Dumbo Review: A heartwarming, enchanting tale for kids and grownups alike
A love letter to you that asks you to stay strong, spread your wings and soar high above all the hate and negativity
In a particular scene in Tim Burton’s adaptation of the classic pachyderm tale, the baby elephant, Dumbo, standing on an elevated platform, looks down at a huge crowd waiting in anticipation for his performance.
The gravity of the moment hits him and the anxiety that comes with it. When he is about to flap his ears and fly, a few shame him for being a stranger and outcast. He pauses for a moment, looks at the light above him and decides to fly, as it’s his only option to eventually reunite with his mother.
Director: Tim Burton
Cast: Collin Farell, Nico Parker, Eva Green, Danny DeVito
Like most of us, Dumbo is a victim of circumstances who chooses to run, or I should say fly, out of pressure and not out of desire. Burton’s Dumbo is indeed a children’s film. But it’s also a film that shakes the shoulders of the grownups and reminds them that they too are talented and beautiful, just as they are, and there’s no need to look for validation from outside.
Looking at the story macroscopically, every single character suffers in their own way. Holt Farrier (Colin Farrell) is shamed for losing his arm in World War I; Dumbo’s mother, Mrs Jumbo, is called mad and dangerous for fighting for her child; and the dreams of little Milly (brilliantly played by Nico Parker), who aspires to become a scientist, are shut down by people who call these dreams unrealistic.
All the animals are mute in this film, unlike the original cartoon version, and this leaves them with only one option to communicate — via their eyes. And it’s testament to the brilliant animation that even before the waterworks in the animated eyes are turned on full steam, drops of tears start dripping down our cheeks, and we begin to grin instantly when these same eyes start to glow with happiness.
I believe falling in love with how an animated character looks on screen is as important as liking the character itself. Burton’s film gets a perfect score in this regard — the scenes where Dumbo is introduced to the people in the circus, seated in a baby cart, wearing a scarf, is sure to make everyone in the audience go aww.
It’s also heartening and refreshing to see the young girl, Milly, be the ray of sunshine for everyone and propel the major decisions in the film. However, I felt the scene where she teaches Dumbo to look beyond his barriers could’ve been left as a metaphor without the needless overkill of spelling it out.

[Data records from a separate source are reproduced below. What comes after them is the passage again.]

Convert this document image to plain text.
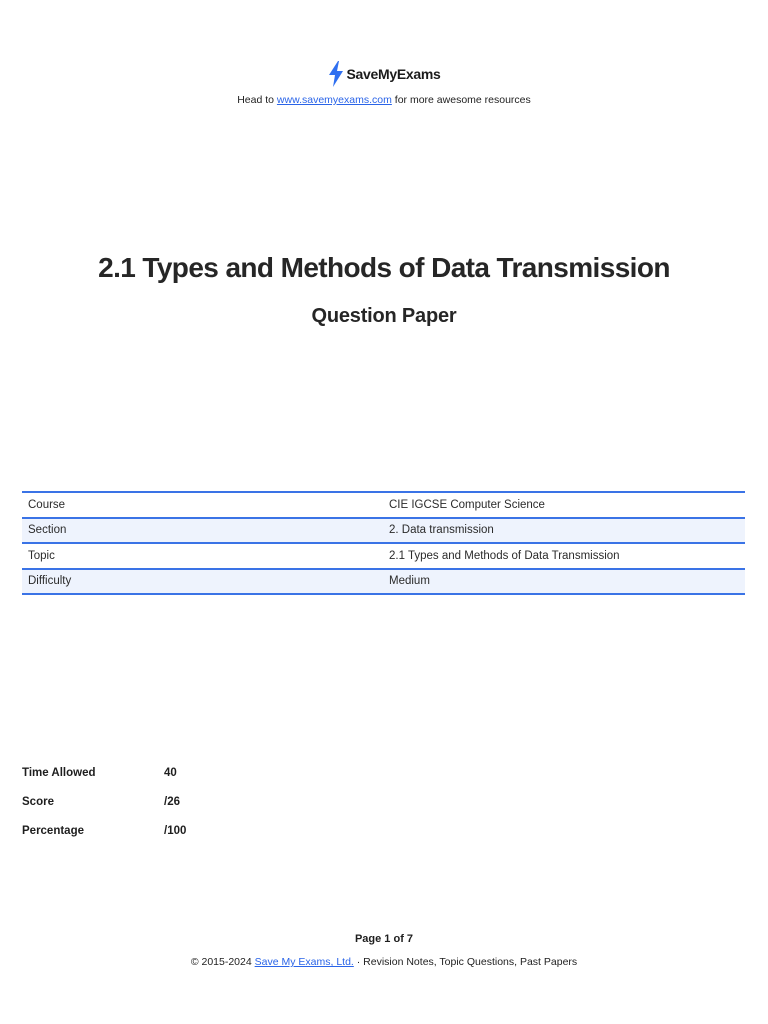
SaveMyExams
Head to www.savemyexams.com for more awesome resources
2.1 Types and Methods of Data Transmission
Question Paper
Course	CIE IGCSE Computer Science
Section	2. Data transmission
Topic	2.1 Types and Methods of Data Transmission
Difficulty	Medium
Time Allowed	40
Score	/26
Percentage	/100
Page 1 of 7
© 2015-2024 Save My Exams, Ltd. · Revision Notes, Topic Questions, Past Papers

While there’s content aimed at the grown-ups, Tim Burton also makes sure he has something for the kids. The simplest of cuss words are replaced with appropriate synonyms and even his antagonist radiates positivity: “Don’t let anyone say what you can’t do.”
If you have ever been shamed for having a blue eye, dark skin, pointy nose or big ears, this film is a love letter to you that asks you to stay strong, spread your wings and soar high above all the hate and negativity.